Für Trump birgt die Veröffentlichung auch ein Image-Problem. Er präsentiert sich seit Jahren als erfolgreicher und geschickter Geschäftsmann. Allgemein gehaltene Vorwürfe, er zahle zu wenig Steuern, schadeten ihm bisher nicht. Als im Wahlkampf 2016 die damalige Gegenkandidatin Hillary Clinton auf seine niedrigen Steuerzahlungen hinwies, warf er ein, das zeuge davon, dass er "smart" sei. Die von der "New York Times" veröffentlichten Zahlen führen aber Verluste auf, die nicht nur mit Steuerminimierung, sondern auch durch schlechtes Wirtschaften zu erklären sein könnten.

Mehr als 70.000 Dollar an Friseur-Ausgaben

Eine überaus erfolgreiche Unternehmung Trumps war dem Bericht zufolge die TV-Sendung "The Apprentice", die ihm über die Jahre insgesamt 427,4 Millionen Dollar eingebracht habe. Zahlreiche Hotels und Golf-Resorts Trumps hätten hingegen hohe Verluste geschrieben.

Für Spott im Internet sorgte das Detail aus dem Bericht, dass Trump in der Zeit von "The Apprentice" mehr als 70.000 Dollar an Friseur-Ausgaben steuerlich abgesetzt habe.
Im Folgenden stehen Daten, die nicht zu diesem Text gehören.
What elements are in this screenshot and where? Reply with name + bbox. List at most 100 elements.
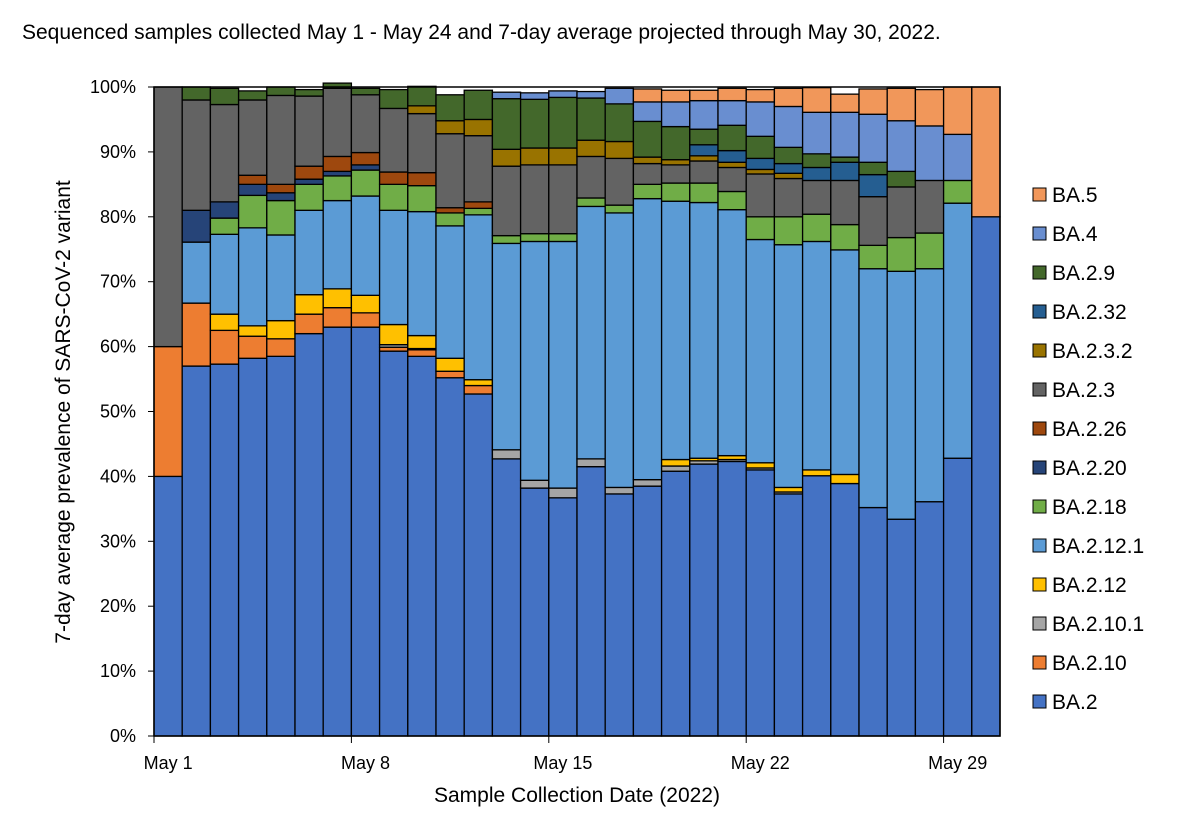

Für seine Tochter Ivanka hätten neun Trump-Firmen Kosten von 95.464 Dollar für Frisuren und Make-Up abgesetzt.

Die Demokraten griffen den Bericht schnell im Wahlkampf auf. Die demokratische Vorsitzende des Repräsentantenhauses, Nancy Pelosi, forderte Klarheit über Trumps Steuerzahlungen. Kate Bedingfield, eine Wahlkampfmanagerin von Herausforderer Joe Biden, sagte dem TV-Sender CNN, der Bericht untermauere den Eindruck, dass Trump auf arbeitende Menschen herabschaue. Bidens Wahlkampfteam startete auf seiner Seite zudem prompt den Verkauf von Stickern, auf denen steht: "Ich habe mehr Einkommensteuern als Donald Trump bezahlt." Der Bericht eröffnet Biden auch eine neue Angriffsfläche bei der ersten Präsidentschaftsdebatte in der Nacht zum Mittwoch.

Die "New York Times" veröffentlichte keine Original-Unterlagen und erklärte dies damit, dass sie ihre Quellen schützen wolle. Das wäre eine berechtigte Vorsichtsmaßnahme: So können ausgedruckte Unterlagen für das menschliche Auge unsichtbare digitale Wasserzeichen enthalten, die einem bestimmten Drucker zugeordnet werden.